La batalla de los signos
Muchas veces al salir del cine, feliz por estos avances, tengo una discusión recurrente con un amigo aguafiestas que siempre me cuestiona la capacidad de cambio real que pueden aportar producciones de la industria del espectáculo. “Un producto de consumo más”, dice mi amigo, “un mercado donde todos los significantes son equivalentes: ya sea la emancipación de la mujer, la liberación sexual o la exaltación del consumismo”. Y aunque estas afirmaciones son ciertas, también lo es que los cambios en las representaciones de la industria vienen porque las mujeres los exigimos, es decir, consumimos esos cambios. Por tanto, hay un cambio en la sociedad que se refleja en las imágenes. También es verdad que ahora es más fácil encontrar una serie o película igualitaria en cuestión de género que una en la que no se naturalicen o legitimen las desigualdades sociales –aunque hay excepciones gloriosas como The Wire–. El ejemplo podría ser la serie Sense8 de las hermanas Wachowski, que algunos tachan de revolucionaria por sus personajes LGTBI –incluso aparece una heroína transexual, ¡ya era hora!–, por cómo aparecen representadas estas luchas LGTBI e incluso por la reivindicación que hace de nuevas formas de familia. Sin embargo, diría que en ella las diferencias de clase son algo que se puede superar mediante el amor y la lucha política antagonista queda reducida a un pastiche new age donde el valor individual se convierte en motor de las transformaciones sociales.
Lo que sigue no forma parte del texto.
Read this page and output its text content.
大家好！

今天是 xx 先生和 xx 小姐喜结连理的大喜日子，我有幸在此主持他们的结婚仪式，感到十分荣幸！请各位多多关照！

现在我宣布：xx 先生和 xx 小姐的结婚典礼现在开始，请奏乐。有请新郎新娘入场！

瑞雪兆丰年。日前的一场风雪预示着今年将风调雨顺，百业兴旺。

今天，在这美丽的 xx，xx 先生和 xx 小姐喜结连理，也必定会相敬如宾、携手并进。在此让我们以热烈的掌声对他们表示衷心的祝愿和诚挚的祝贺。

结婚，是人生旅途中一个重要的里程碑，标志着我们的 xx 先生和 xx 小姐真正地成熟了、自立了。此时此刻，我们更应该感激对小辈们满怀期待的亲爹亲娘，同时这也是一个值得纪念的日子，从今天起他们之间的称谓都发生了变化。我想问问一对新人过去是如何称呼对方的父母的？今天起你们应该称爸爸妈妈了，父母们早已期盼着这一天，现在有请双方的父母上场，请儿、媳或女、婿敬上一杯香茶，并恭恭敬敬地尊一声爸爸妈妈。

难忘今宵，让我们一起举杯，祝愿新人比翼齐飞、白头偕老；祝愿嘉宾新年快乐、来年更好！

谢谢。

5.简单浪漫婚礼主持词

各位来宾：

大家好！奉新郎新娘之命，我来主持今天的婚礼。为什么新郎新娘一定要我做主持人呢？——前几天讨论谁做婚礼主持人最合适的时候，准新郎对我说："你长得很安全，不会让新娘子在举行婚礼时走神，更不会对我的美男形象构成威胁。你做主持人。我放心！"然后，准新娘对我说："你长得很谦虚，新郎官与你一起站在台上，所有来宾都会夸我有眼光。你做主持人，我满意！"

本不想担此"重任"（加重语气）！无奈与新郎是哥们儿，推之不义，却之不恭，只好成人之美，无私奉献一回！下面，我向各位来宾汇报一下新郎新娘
Aunque, como dice mi amigo, los cambios materiales en la situación de las mujeres no dependan en general de las representaciones en las películas, sabemos que la cultura es un campo de lucha. No es un tema sencillo –y se ha blablabeado mucho desde que Marx saliese con aquello de la superestructura–. Hoy podemos afirmar sin miedo a equivocarnos que los productos de consumo masivo –como cualquier producción cultural– son espacios que sirven para “desnaturalizar” la dominación y pensarnos de forma distinta. Sin embargo, no solo hacen falta otros modelos femeninos en los medios, sino sobre todo espacios alternativos que los doten de sentido, que impulsen esas demandas, donde podamos producir además nuestra propia cultura de resistencia para pelear la batalla de los símbolos y que constituyan también espacios de sororidad, como hace el movimiento feminista de base.
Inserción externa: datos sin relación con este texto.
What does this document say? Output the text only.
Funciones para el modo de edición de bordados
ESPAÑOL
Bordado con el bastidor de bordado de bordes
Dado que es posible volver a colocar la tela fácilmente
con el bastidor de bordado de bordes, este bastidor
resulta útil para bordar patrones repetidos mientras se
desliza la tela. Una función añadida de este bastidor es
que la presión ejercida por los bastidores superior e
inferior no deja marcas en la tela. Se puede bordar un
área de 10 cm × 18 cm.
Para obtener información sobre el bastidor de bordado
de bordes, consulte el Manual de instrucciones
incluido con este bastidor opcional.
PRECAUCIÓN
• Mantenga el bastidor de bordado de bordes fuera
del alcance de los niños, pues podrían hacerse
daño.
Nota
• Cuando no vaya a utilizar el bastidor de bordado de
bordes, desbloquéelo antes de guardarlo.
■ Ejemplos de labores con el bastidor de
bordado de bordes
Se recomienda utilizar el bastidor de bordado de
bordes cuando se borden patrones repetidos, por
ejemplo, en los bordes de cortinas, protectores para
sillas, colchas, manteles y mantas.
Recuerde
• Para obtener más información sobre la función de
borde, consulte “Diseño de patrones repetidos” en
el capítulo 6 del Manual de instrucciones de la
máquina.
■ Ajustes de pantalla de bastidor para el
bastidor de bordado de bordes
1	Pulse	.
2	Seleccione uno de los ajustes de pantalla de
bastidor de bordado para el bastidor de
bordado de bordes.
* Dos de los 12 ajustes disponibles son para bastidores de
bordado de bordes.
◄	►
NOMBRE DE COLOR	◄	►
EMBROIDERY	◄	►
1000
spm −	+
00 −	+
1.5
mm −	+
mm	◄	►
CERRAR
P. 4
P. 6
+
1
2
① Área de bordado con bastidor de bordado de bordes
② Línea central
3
Por tanto, hay que pelear en todos los frentes por hacer más y más cultura feminista –productos de consumo, películas caseras, cómics o grandes elaboraciones teóricas, no importa– que implique distintas miradas y en la que muchas mujeres también diversas se puedan identificar. Producciones culturales que pongan en el centro la fuerza de las mujeres, la capacidad que tenemos de cambiar las cosas cuando luchamos juntas.